Billionaire entrepreneur Ted Turner is pretty sure that global warming will mean the end of land-based food crops. Speaking to Charlie Rose during a recent PBS television interview, Turner predicted that, “We’ll be eight degrees hotter in... not ten but 30 or 40 years and basically none of the crops will grow,” says Turner. “Most of the people will have died and the
rest of us will be cannibals.”
As a joke this would be pretty feeble, but it seems Turner was serious. In the hour-long interview with Rose last month, Turner claimed that failure to address global warming would mean the breakdown of civilization. “The few people left will be living in a failed state,” says Turner, “like Somalia or Sudan, and living conditions will be intolerable. The droughts will be so bad there’ll be no more corn grown.”

We can’t speak for everyone, but we’re pretty sure the employees of Fishermen’s News will exhaust all other options before resorting to cannibalism.
While Turner was making his dire predictions, a group of NOAA scientists had traveled to Ghana to teach 40 government officials and university students to become trained marine resource observers, able to provide scientific data needed to manage their fish stocks. The information will provide crucial scientific information about fish stocks and bycatch to Ghana and to international organizations, such as the International Commission for the Conservation of Atlantic Tunas.
The US Navy will provide training space on board the HSV Swift (high speed transportation vessel). The vessel will be used as a teaching platform where the students will learn how to spend time as observers on fishing boats, identifying and counting species of fish, recording marine mammal sightings, and learning how to unhook and free sea turtles and sea birds that may get
caught in fishing gear.
“We feel privileged we were invited to share our expertise with our colleagues from Ghana,” said Jim Balsiger, acting director of NOAA’s Fisheries Service. “More and more we find that our marine ecosystems are linked together, so the better quality data we can collect and share, the
better we can manage our fisheries together.”

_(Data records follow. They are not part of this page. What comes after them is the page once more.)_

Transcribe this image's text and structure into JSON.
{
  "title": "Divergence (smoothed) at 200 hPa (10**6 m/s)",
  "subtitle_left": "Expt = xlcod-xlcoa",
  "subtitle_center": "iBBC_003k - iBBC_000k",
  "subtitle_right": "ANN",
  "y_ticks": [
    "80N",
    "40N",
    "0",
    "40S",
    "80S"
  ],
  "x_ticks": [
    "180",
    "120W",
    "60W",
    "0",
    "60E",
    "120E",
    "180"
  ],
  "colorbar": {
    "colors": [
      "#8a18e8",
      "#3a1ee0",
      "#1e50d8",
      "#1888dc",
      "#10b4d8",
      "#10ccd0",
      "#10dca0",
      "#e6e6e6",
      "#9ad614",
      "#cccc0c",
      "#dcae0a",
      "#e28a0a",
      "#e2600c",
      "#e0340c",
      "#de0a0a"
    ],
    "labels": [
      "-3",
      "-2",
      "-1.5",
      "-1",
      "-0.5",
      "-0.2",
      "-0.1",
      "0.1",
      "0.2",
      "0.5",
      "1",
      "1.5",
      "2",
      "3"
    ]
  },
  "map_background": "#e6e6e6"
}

This training mission is part of the Magnuson-Stevens Fishery Conservation and Management Act commitment to enhance international cooperation in fishery management by improving the monitoring and compliance with international fishing regulations.
Marine observers work on fishing vessels throughout the world collecting information about the amount of fish being caught and about interactions with marine mammals, sea turtles and sea birds. More than 50 different observer programs operate in the world’s oceans. Scientists use the
information collected by observers for fishery management programs.
“We’ll expand training programs into other nations in West Africa, later this year,” Balsiger said. “We are hoping to use this program as a model around the world.”
Turner’s prediction seems to be premature.